01 - Heat 1 tablespoon of olive oil in a large skillet over medium-high heat. Add the ground beef and cook, breaking it apart with a spatula, until thoroughly browned, approximately 5–6 minutes. Transfer the browned beef to a separate plate, draining off any excess fat if necessary.
02 - Add the remaining 1 tablespoon of olive oil to the same skillet. Introduce the diced potatoes and cook, stirring periodically, until they begin to achieve a golden hue and tenderness, about 8–10 minutes.
03 - Incorporate the chopped onion and diced bell pepper into the skillet. Sauté for 3–4 minutes until the vegetables soften.
04 - Stir in the minced garlic, smoked paprika, dried thyme, dried oregano, black pepper, and salt. Cook for 1 minute, stirring constantly, until fragrant.
05 - Return the cooked ground beef to the skillet. Pour in the beef broth or water, stir thoroughly to combine, and cover the skillet.
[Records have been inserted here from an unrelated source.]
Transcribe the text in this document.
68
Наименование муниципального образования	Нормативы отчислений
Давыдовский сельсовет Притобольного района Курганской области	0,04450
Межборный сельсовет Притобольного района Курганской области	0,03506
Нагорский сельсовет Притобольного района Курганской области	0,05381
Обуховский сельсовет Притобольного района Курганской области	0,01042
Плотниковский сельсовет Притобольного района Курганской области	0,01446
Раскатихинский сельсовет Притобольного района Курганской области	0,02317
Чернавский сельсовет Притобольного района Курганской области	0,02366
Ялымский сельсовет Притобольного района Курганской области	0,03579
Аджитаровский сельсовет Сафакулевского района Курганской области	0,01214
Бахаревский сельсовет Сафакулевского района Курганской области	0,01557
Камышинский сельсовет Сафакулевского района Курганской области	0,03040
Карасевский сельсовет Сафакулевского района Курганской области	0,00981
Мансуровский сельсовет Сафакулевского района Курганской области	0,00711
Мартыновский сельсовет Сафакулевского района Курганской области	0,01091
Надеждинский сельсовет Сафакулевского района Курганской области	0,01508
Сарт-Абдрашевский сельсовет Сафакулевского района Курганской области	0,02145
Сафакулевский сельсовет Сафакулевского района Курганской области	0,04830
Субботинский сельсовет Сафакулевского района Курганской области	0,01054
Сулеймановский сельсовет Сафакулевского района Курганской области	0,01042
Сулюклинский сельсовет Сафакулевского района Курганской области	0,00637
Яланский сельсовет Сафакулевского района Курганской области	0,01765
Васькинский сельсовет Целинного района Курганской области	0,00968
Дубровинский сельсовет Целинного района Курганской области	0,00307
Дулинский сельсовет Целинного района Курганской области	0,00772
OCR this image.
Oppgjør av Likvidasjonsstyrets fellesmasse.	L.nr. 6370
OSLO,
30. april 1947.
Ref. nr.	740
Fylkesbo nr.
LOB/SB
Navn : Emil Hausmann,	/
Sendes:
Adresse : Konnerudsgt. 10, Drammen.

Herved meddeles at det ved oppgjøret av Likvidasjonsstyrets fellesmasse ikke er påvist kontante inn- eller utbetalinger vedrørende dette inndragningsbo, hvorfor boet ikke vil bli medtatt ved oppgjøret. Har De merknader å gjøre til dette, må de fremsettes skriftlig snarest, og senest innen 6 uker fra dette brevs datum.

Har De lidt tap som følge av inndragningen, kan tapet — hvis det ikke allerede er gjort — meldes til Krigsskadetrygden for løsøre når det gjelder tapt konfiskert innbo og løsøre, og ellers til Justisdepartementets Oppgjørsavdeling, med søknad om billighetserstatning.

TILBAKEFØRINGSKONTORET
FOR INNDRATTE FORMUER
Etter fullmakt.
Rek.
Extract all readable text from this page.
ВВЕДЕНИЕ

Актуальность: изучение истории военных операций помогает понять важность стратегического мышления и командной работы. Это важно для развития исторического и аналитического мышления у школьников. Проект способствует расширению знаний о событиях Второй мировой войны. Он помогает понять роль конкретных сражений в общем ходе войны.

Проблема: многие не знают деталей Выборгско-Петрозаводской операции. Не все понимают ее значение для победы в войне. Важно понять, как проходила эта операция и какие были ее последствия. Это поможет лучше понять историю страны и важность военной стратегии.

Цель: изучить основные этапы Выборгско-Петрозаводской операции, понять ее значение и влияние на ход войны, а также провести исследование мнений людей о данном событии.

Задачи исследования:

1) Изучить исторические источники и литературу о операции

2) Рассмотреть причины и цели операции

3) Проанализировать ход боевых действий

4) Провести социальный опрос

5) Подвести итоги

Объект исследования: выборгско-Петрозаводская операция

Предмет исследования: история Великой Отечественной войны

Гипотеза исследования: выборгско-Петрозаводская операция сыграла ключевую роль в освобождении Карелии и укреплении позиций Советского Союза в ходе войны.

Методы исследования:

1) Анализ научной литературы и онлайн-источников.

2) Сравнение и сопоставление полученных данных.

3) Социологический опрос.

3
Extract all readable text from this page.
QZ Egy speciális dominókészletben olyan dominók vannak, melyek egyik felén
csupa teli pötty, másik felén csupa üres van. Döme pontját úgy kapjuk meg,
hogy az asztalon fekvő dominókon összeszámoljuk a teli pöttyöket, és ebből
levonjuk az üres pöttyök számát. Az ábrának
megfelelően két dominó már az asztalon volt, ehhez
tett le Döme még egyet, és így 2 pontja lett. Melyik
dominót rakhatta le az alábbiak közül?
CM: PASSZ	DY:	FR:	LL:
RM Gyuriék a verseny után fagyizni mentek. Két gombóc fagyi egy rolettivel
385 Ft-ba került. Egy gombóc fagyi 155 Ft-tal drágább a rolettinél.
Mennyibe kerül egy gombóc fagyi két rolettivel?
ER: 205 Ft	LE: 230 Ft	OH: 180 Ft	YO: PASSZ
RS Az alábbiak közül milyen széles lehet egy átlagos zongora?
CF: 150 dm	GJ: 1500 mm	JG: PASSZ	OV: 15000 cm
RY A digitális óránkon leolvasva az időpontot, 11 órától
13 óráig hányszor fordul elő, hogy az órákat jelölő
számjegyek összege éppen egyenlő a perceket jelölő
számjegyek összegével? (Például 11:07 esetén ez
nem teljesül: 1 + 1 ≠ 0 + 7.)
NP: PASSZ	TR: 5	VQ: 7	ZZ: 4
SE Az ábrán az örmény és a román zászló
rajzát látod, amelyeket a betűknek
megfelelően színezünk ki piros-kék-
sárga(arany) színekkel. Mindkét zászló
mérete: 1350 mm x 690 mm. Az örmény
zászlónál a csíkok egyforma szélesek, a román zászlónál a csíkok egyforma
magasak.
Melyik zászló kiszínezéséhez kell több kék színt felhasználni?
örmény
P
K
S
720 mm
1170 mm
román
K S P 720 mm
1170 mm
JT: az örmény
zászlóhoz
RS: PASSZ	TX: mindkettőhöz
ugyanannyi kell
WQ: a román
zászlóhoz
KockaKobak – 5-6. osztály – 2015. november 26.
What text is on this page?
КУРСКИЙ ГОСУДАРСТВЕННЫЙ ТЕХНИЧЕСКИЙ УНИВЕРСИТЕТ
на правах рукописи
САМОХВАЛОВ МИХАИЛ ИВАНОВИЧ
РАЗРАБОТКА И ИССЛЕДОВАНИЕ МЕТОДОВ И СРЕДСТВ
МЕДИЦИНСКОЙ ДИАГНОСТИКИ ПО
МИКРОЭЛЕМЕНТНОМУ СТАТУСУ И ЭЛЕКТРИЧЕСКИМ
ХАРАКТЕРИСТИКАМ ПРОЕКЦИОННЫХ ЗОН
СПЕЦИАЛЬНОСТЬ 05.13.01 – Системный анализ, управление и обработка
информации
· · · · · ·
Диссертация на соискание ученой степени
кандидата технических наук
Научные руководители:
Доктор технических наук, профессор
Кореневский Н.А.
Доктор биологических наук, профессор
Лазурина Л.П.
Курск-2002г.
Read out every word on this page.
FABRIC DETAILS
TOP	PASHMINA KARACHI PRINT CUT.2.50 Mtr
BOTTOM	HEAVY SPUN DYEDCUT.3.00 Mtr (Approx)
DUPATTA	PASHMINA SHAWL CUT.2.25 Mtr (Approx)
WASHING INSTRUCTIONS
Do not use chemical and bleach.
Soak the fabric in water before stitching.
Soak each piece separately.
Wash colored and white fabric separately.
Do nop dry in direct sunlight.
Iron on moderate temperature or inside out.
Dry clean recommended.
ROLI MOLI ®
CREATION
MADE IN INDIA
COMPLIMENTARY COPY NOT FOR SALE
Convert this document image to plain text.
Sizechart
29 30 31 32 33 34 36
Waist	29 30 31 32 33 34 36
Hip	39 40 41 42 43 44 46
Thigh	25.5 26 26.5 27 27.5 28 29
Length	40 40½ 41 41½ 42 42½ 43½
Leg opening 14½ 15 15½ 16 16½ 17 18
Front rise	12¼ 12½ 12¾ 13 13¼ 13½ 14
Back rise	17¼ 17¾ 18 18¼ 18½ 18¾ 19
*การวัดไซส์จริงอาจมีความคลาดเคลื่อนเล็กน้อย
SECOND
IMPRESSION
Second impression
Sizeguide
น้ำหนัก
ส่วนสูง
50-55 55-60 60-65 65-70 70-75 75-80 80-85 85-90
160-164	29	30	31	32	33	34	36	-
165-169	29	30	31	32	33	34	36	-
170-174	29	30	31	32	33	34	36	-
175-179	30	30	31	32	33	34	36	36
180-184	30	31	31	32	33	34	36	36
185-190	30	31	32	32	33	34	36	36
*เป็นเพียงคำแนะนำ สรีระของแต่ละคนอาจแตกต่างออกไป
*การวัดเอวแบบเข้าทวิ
Reduce the heat to medium-low and allow to simmer for 8–10 minutes, or until the potatoes are easily pierced with a fork.
06 - Remove the lid from the skillet. If using, evenly sprinkle the shredded cheddar cheese over the top. Allow it to melt undisturbed for 2 minutes.
07 - Garnish the dish with the sliced green onions. Serve hot.